Tuesday, September 11, 2018

Pat Robertson's Hurricane Shield

There are literally so many images on the Internet of Pat Robertson making weird faces that it's hard to pick just one. So I decided to re-use the above image from Comedy Central because it illustrates my point so clearly.

During a recent broadcast, the evangelist led his congregation in conjuring what he described as a shield of protection that would cause Hurricane Florence, currently predicted to hit the southeastern Atlantic coast Thursday night, to move out to sea. It should be noted that since he did this, the hurricane has shown no signs of changing course. If you live around where it is expected to make landfall, you should be ready to evacuate whether you're a believer or not.

But the East Coast of the United States can rest easy, because Pat Robertson is on the case. That’s because Robertson thinks he’s some type of wizard who can cast shields of protection over his church’s campus in Virginia, and the East Coast as a whole. Robertson asked the congregation to assist him in casting the spell, by raising their hands whatever direction the Atlantic is (he appears to not know in the video), and shouting loudly into the microphone:

"In the name of Jesus, you Hurricane Florence, we speak to you in the name of Jesus, and we command the storm to cease its forward motion and go harmlessly into the Atlantic. Go up north away from land and veer off in the name of Jesus. We declare in the name of the lord that you shall go no farther, you shall do no damage in this area. We declare a shield of protection all over Tidewater, and we declare a shield of protection over those innocent people in the path of this hurricane. In Jesus’ holy name, be out to sea! In Jesus’ name!"

He then asked the crowd to praise and thank god, but didn’t specify what to thank him for. I have to assume the full statement would be “thank you god for creating this massive storm capable of causing hundreds of millions of dollars in destruction and likely killing many who choose to not evacuate, you must really love us!”

Then, he promises that the crowd will remember the day that they thwarted the angry cloud monster. But, he offers a caveat to his promise. He says that the spell will only work if those present don’t doubt it in their hearts. So it gives him a convenient explanation for why the spell didn’t take when, according to every indication from the scientific and meteorological data available, the storm smashes into the Carolinas in a couple of days.

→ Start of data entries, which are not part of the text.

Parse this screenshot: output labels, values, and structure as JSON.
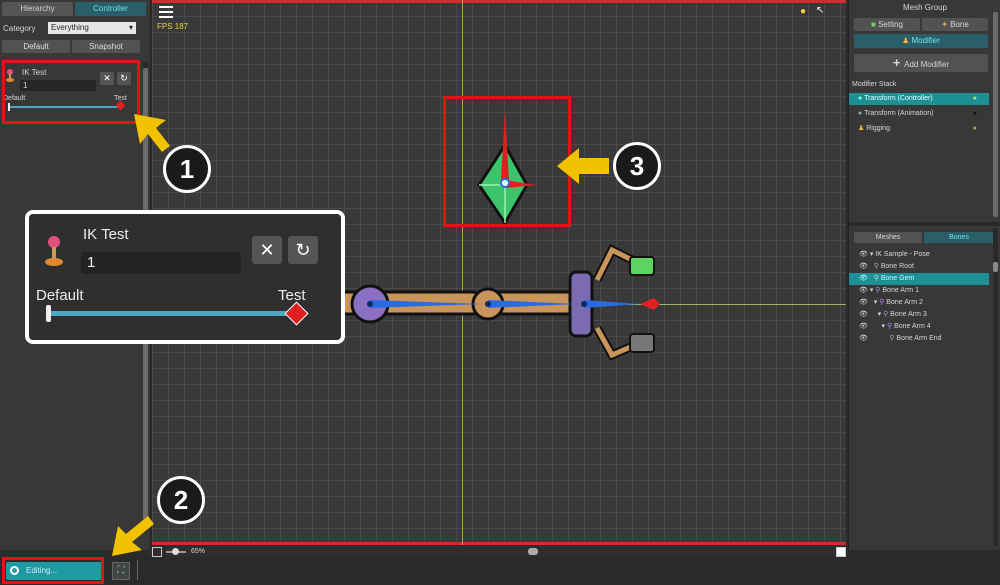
{
  "left": {
    "tabs": [
      "Hierarchy",
      "Controller"
    ],
    "category_label": "Category",
    "category_value": "Everything",
    "default_button": "Default",
    "snapshot_button": "Snapshot",
    "param": {
      "name": "IK Test",
      "value": "1",
      "min_label": "Default",
      "max_label": "Test"
    }
  },
  "viewport": {
    "fps": "FPS 187",
    "zoom": "65%"
  },
  "zoom_panel": {
    "name": "IK Test",
    "value": "1",
    "min_label": "Default",
    "max_label": "Test"
  },
  "status": {
    "editing": "Editing..."
  },
  "callouts": [
    "1",
    "2",
    "3"
  ],
  "right": {
    "title": "Mesh Group",
    "tabs": [
      "Setting",
      "Bone"
    ],
    "modifier_tab": "Modifier",
    "add_modifier": "Add Modifier",
    "stack_title": "Modifier Stack",
    "modifiers": [
      "Transform (Controller)",
      "Transform (Animation)",
      "Rigging"
    ],
    "lower_tabs": [
      "Meshes",
      "Bones"
    ],
    "bones": [
      {
        "label": "IK Sample - Pose"
      },
      {
        "label": "Bone Root"
      },
      {
        "label": "Bone Gem"
      },
      {
        "label": "Bone Arm 1"
      },
      {
        "label": "Bone Arm 2"
      },
      {
        "label": "Bone Arm 3"
      },
      {
        "label": "Bone Arm 4"
      },
      {
        "label": "Bone Arm End"
      }
    ]
  },
  "colors": {
    "accent": "#2a8f8f",
    "highlight": "#e01414",
    "callout_arrow": "#f2c200"
  }
}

While the article's angle is to make fun of Robertson because he thinks he's "some type of wizard," my point is totally different. Robertson is a wizard here because he's casting a spell. The type of wizard he is? A completely hypocritical one. Skeptics can argue that spells don't work and all that, but to me what's really telling about Robertson is how he believes spells are totally, irredeemably evil unless he and his congregation are casting them.

As the diagram above shows, spells and prayers are the same darn thing. The reason that mine work better than Robertson's is that he employs an entirely unfocused casting method, basically expecting the god-force he is calling up (Jesus, or in Western esoteric terms YHShVH) to do all the work while telling his congregation that their belief will make the thing work. There's no structure, no magical link, no nothing. Robertson would have to be a serious natural talent to move a hurricane using a spell like that.

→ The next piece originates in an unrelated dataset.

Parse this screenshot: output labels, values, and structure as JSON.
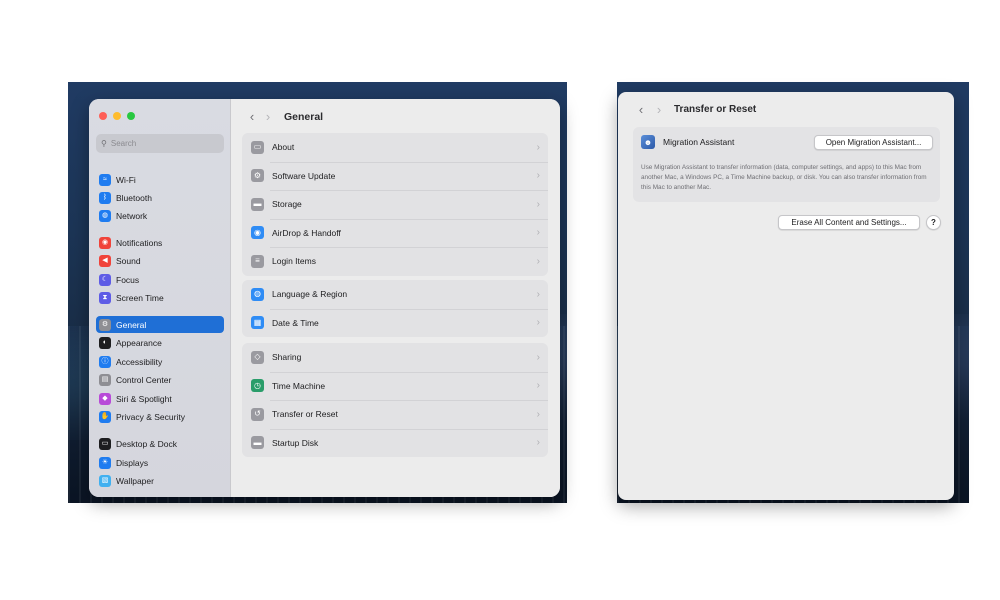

I get that Robertson doesn't think he's casting spells, and that he's doing something totally different. But that's only because his idea of magick is whatever the "evil Satanists" were supposedly doing during the whole Satanic Panic thing, like baby sacrifices that left no physical evidence and were apparently done only because the practitioners were really evil, not for any actual magical objective - because, you know, real magick doesn't work like that.

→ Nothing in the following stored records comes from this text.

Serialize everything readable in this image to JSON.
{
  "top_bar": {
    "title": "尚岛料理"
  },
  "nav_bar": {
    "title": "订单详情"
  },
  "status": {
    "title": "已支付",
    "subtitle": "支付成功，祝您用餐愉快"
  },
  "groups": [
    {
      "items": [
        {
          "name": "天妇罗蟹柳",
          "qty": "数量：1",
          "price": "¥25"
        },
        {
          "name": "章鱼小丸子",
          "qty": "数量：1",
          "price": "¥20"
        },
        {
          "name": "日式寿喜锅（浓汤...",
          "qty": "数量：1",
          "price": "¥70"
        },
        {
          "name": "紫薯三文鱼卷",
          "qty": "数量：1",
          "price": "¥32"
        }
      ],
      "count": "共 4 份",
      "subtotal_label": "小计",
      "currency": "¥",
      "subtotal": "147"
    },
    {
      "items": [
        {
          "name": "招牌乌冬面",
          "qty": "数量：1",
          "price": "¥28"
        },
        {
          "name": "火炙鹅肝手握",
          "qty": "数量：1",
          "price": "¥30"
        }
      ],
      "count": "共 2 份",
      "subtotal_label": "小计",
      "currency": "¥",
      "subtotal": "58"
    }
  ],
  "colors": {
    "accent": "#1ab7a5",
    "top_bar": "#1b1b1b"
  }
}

What we really do is conjure spirits - often angels, especially in the case of hurricane because they are classed as aerial spirits - by various names of God, sometimes including YHShVH. Or, we can invoke an aspect of God and cast a spell that way without the help of spirits. How the latter is different than what Robertson is doing is anybody's guess. He even says it's powered by belief, just like a chaos magician would. I have some issues with that technique, but it's definitely magick.

Where this could potentially get insidious is if people interpret his remarks along faith healing lines. Faith healers, especially the ones who wind up with dead subjects, commonly tell people that seeking regular medical treatment shows a "lack of faith." But this couldn't be further from the truth - I believe firmly in the power of healing magick, but there's nothing about it that requires you to eschew regular medical care. That's just dumb. What you should always do is take every possibly mundane measure you can, and then use magick to tilt the odds further in your favor.

So get ready to evacuate if you're in the storm's projected path, and if you wind up in its path do so. That's not a lack of faith, it's just smart. And anyway, belief doesn't power magick like this. Either the spell will work or it won't, and based on the most recent storm data it sure looks like it won't. Be ready to move.